又私は小さな力であるが、アメリカに於て彼の国の人々に其点を納得させる。私はさう云ふことを自分の任務と心得て是から赴任致しますが、就きましては、背後に諸君、日本中學校の諸君ありと云ふことを時々想ひ出して、私の励みにしたいと思って居ります。ご清聴下さいまして、まことに有難うございました。」
(日本中學校『日本心』第四巻、第九号-昭和9年9月20日発行)

日本中學校-淀橋校舎前にて記念撮影
前列中央が斎藤大使、その左が猪狩又蔵第三代校長 

斎藤大使が父子二代にわたって日本学園とかかわりあい、またいかに母校を愛していたか、講演の冒頭末尾の部分で理解できるところであります。最後に次のことを付記いたします。一号館を設計された早大の今井兼次教授がヨーロッパ留学の帰路、アメリカに立ち寄り、当時ニューヨーク総領事であった先輩の斎藤を訪ねた時の話です。

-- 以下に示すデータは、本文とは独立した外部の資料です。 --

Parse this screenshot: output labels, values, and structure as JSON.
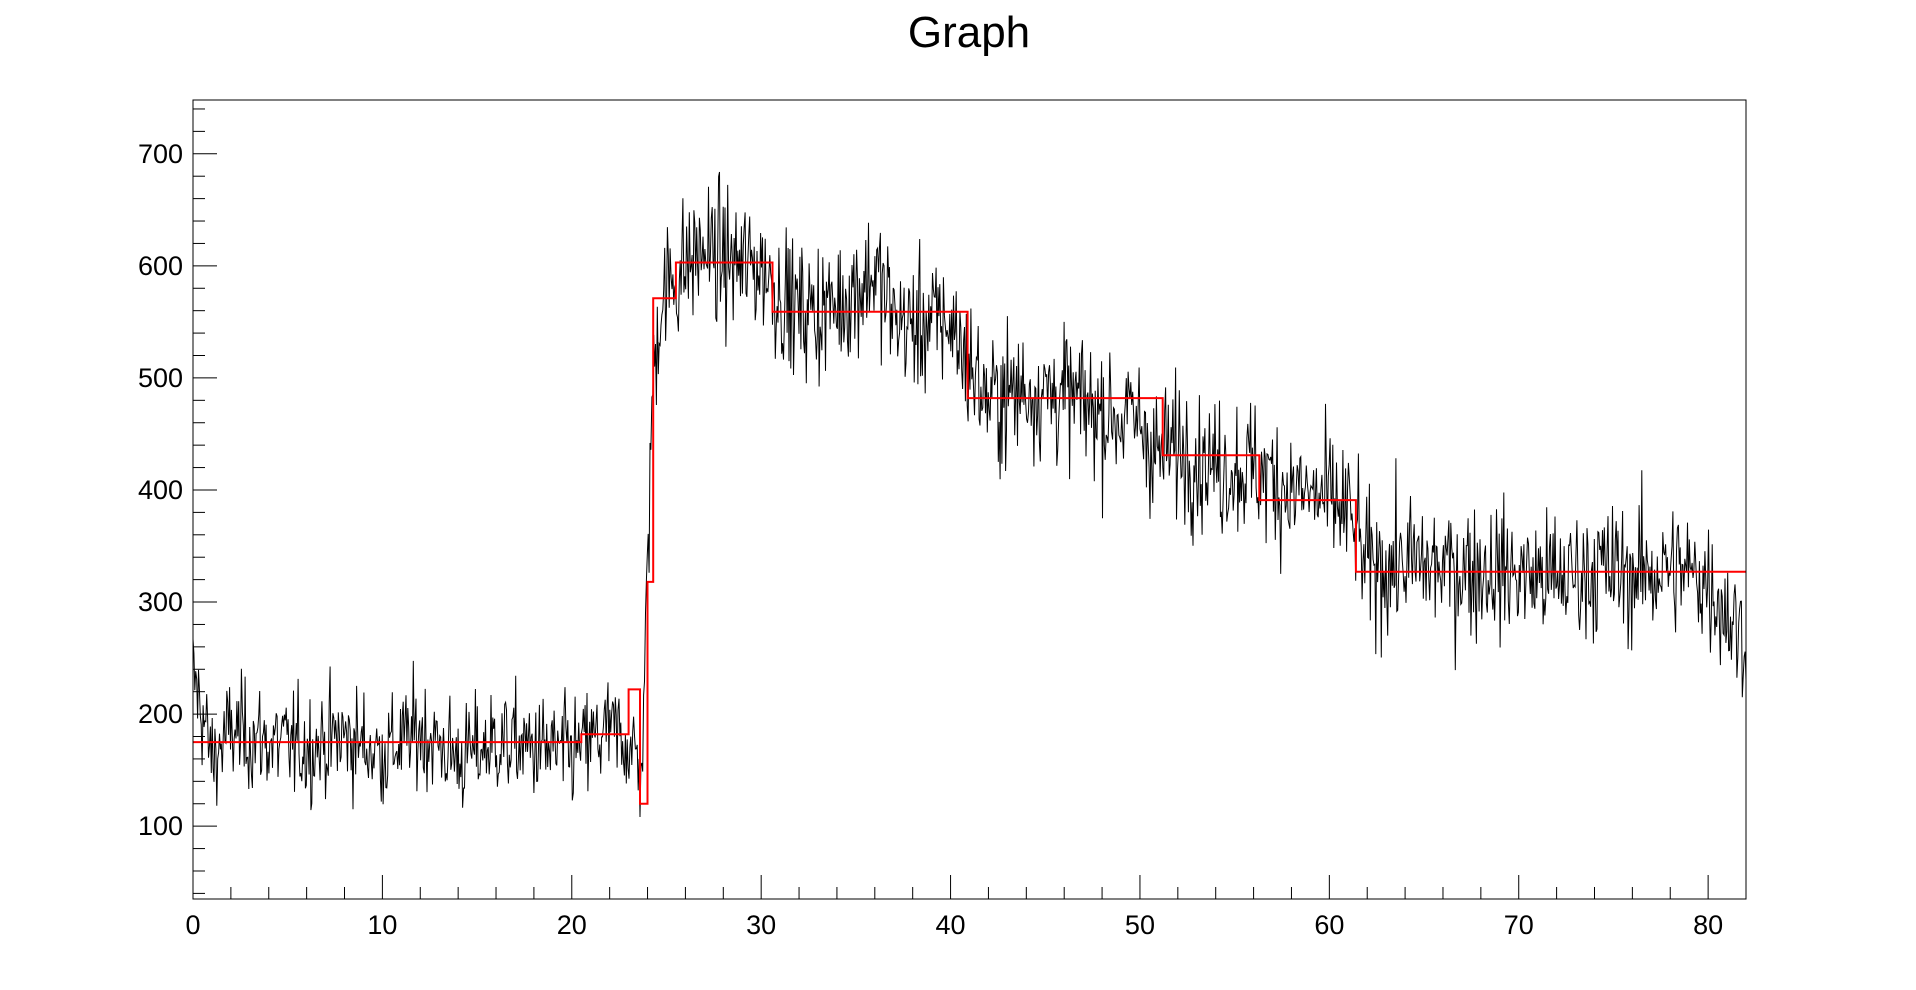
{
  "chart_data": {
    "type": "line",
    "title": "Graph",
    "xlabel": "",
    "ylabel": "",
    "xlim": [
      0,
      82
    ],
    "ylim": [
      35,
      748
    ],
    "x_ticks": [
      "0",
      "10",
      "20",
      "30",
      "40",
      "50",
      "60",
      "70",
      "80"
    ],
    "y_ticks": [
      "100",
      "200",
      "300",
      "400",
      "500",
      "600",
      "700"
    ],
    "grid": false,
    "legend": "none",
    "colors": {
      "data": "#000000",
      "fit": "#ff0000",
      "axis": "#000000",
      "background": "#ffffff"
    },
    "series": [
      {
        "style": "noisy-data",
        "color": "#000000",
        "x": [
          0,
          0.5,
          1,
          2,
          4,
          6,
          8,
          10,
          12,
          14,
          16,
          18,
          20,
          22,
          23,
          23.7,
          24,
          24.2,
          24.6,
          25,
          26,
          27,
          28,
          29,
          30,
          31,
          32,
          33,
          34,
          35,
          36,
          37,
          38,
          39,
          40,
          41,
          42,
          44,
          46,
          48,
          50,
          51,
          52,
          54,
          56,
          57,
          58,
          60,
          61,
          62,
          64,
          66,
          68,
          70,
          72,
          74,
          76,
          78,
          80,
          81,
          82
        ],
        "y": [
          235,
          200,
          160,
          185,
          175,
          170,
          180,
          165,
          185,
          160,
          175,
          170,
          165,
          185,
          175,
          150,
          320,
          470,
          560,
          580,
          600,
          615,
          605,
          600,
          600,
          575,
          560,
          560,
          565,
          580,
          595,
          555,
          545,
          550,
          550,
          510,
          480,
          490,
          485,
          470,
          460,
          430,
          440,
          420,
          420,
          410,
          400,
          390,
          380,
          330,
          335,
          330,
          330,
          325,
          320,
          330,
          325,
          330,
          320,
          290,
          265
        ]
      },
      {
        "style": "step-fit",
        "color": "#ff0000",
        "x": [
          0,
          20.5,
          23,
          23.6,
          24,
          24.3,
          25.5,
          30.6,
          40.9,
          51.2,
          56.3,
          61.4,
          82
        ],
        "y": [
          175,
          182,
          222,
          120,
          318,
          571,
          603,
          559,
          482,
          431,
          391,
          327,
          327
        ]
      }
    ]
  }
}
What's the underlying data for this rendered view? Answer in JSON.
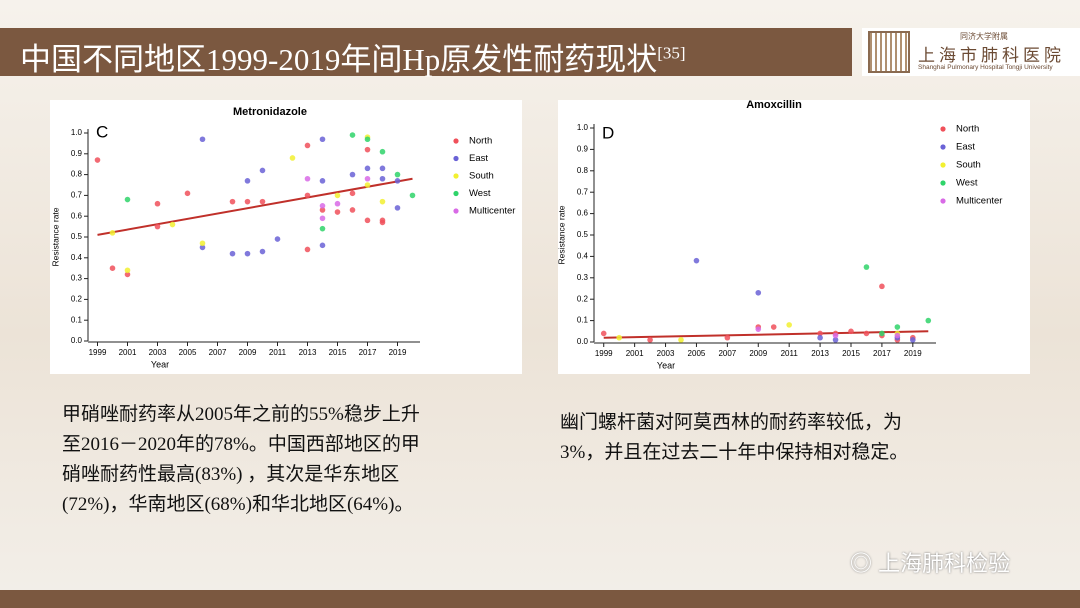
{
  "slide_title": "中国不同地区1999-2019年间Hp原发性耐药现状",
  "slide_title_ref": "[35]",
  "logo": {
    "line1": "同济大学附属",
    "line2": "上海市肺科医院",
    "line3": "Shanghai Pulmonary Hospital Tongji University"
  },
  "captions": [
    [
      "甲硝唑耐药率从2005年之前的55%稳步上升",
      "至2016－2020年的78%。中国西部地区的甲",
      "硝唑耐药性最高(83%) ，其次是华东地区",
      "(72%)，华南地区(68%)和华北地区(64%)。"
    ],
    [
      "幽门螺杆菌对阿莫西林的耐药率较低，为",
      "3%，并且在过去二十年中保持相对稳定。"
    ]
  ],
  "watermark": "上海肺科检验",
  "chart_data": [
    {
      "type": "scatter",
      "panel": "C",
      "title": "Metronidazole",
      "x_label": "Year",
      "y_label": "Resistance rate",
      "xlim": [
        1998.5,
        2020.5
      ],
      "xticks": [
        1999,
        2001,
        2003,
        2005,
        2007,
        2009,
        2011,
        2013,
        2015,
        2017,
        2019
      ],
      "ylim": [
        0,
        1.0
      ],
      "yticks": [
        {
          "value": 0,
          "label": "0.0"
        },
        0.1,
        0.2,
        0.3,
        0.4,
        0.5,
        0.6,
        0.7,
        0.8,
        0.9,
        {
          "value": 1.0,
          "label": "1.0"
        }
      ],
      "series": [
        {
          "name": "North",
          "color": "#f0505a",
          "x": [
            1999,
            2000,
            2001,
            2003,
            2003,
            2005,
            2008,
            2009,
            2010,
            2013,
            2013,
            2013,
            2014,
            2015,
            2016,
            2016,
            2017,
            2017,
            2018,
            2018
          ],
          "values": [
            0.87,
            0.35,
            0.32,
            0.66,
            0.55,
            0.71,
            0.67,
            0.67,
            0.67,
            0.94,
            0.44,
            0.7,
            0.63,
            0.62,
            0.71,
            0.63,
            0.92,
            0.58,
            0.57,
            0.58
          ]
        },
        {
          "name": "East",
          "color": "#6a62d6",
          "x": [
            2006,
            2006,
            2008,
            2009,
            2009,
            2010,
            2010,
            2011,
            2014,
            2014,
            2014,
            2016,
            2017,
            2018,
            2018,
            2019,
            2019
          ],
          "values": [
            0.97,
            0.45,
            0.42,
            0.77,
            0.42,
            0.82,
            0.43,
            0.49,
            0.97,
            0.46,
            0.77,
            0.8,
            0.83,
            0.78,
            0.83,
            0.64,
            0.77
          ]
        },
        {
          "name": "South",
          "color": "#f2f030",
          "x": [
            2000,
            2001,
            2004,
            2006,
            2012,
            2015,
            2017,
            2017,
            2018
          ],
          "values": [
            0.52,
            0.34,
            0.56,
            0.47,
            0.88,
            0.7,
            0.98,
            0.75,
            0.67
          ]
        },
        {
          "name": "West",
          "color": "#2fd46a",
          "x": [
            2001,
            2014,
            2016,
            2017,
            2018,
            2019,
            2020
          ],
          "values": [
            0.68,
            0.54,
            0.99,
            0.97,
            0.91,
            0.8,
            0.7
          ]
        },
        {
          "name": "Multicenter",
          "color": "#d86ae6",
          "x": [
            2013,
            2014,
            2014,
            2015,
            2017
          ],
          "values": [
            0.78,
            0.65,
            0.59,
            0.66,
            0.78
          ]
        }
      ],
      "fit": {
        "color": "#c0302a",
        "x": [
          1999,
          2020
        ],
        "values": [
          0.51,
          0.78
        ]
      }
    },
    {
      "type": "scatter",
      "panel": "D",
      "title": "Amoxcillin",
      "x_label": "Year",
      "y_label": "Resistance rate",
      "xlim": [
        1998.5,
        2020.5
      ],
      "xticks": [
        1999,
        2001,
        2003,
        2005,
        2007,
        2009,
        2011,
        2013,
        2015,
        2017,
        2019
      ],
      "ylim": [
        0,
        1.0
      ],
      "yticks": [
        {
          "value": 0,
          "label": "0.0"
        },
        0.1,
        0.2,
        0.3,
        0.4,
        0.5,
        0.6,
        0.7,
        0.8,
        0.9,
        {
          "value": 1.0,
          "label": "1.0"
        }
      ],
      "series": [
        {
          "name": "North",
          "color": "#f0505a",
          "x": [
            1999,
            2002,
            2007,
            2009,
            2010,
            2013,
            2014,
            2015,
            2016,
            2017,
            2017,
            2018,
            2019
          ],
          "values": [
            0.04,
            0.01,
            0.02,
            0.07,
            0.07,
            0.04,
            0.04,
            0.05,
            0.04,
            0.26,
            0.03,
            0.01,
            0.02
          ]
        },
        {
          "name": "East",
          "color": "#6a62d6",
          "x": [
            2005,
            2009,
            2013,
            2014,
            2018,
            2019
          ],
          "values": [
            0.38,
            0.23,
            0.02,
            0.01,
            0.02,
            0.01
          ]
        },
        {
          "name": "South",
          "color": "#f2f030",
          "x": [
            2000,
            2004,
            2011,
            2018
          ],
          "values": [
            0.02,
            0.01,
            0.08,
            0.04
          ]
        },
        {
          "name": "West",
          "color": "#2fd46a",
          "x": [
            2016,
            2017,
            2018,
            2020
          ],
          "values": [
            0.35,
            0.04,
            0.07,
            0.1
          ]
        },
        {
          "name": "Multicenter",
          "color": "#d86ae6",
          "x": [
            2009,
            2014,
            2018
          ],
          "values": [
            0.06,
            0.03,
            0.03
          ]
        }
      ],
      "fit": {
        "color": "#c0302a",
        "x": [
          1999,
          2020
        ],
        "values": [
          0.02,
          0.05
        ]
      }
    }
  ]
}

「大先輩で後の斎藤博駐米大使をお訪ねした時、書斎の書棚は全部愛読の洋書で埋め尽くされて居りました。そして、その中にただ一冊だけしかも杉浦重剛伝の和書名が私の目を射ぬきました。この一事で斎藤博大使がいかに母校の創立者である杉浦先生を尊敬していたかは今更多言を要しない。」
(日本学園梅窓会報第四号-昭和3677日発行)

多摩霊園に眠る斎藤大使。墓石の傍に杉浦重剛先生が愛した白梅の木が植えられ、慈しむように花が咲いておりました。また左の碑には友人代表として吉田茂元首相の名が刻まれています。2月26日命日の翌日2017.2.27撮影。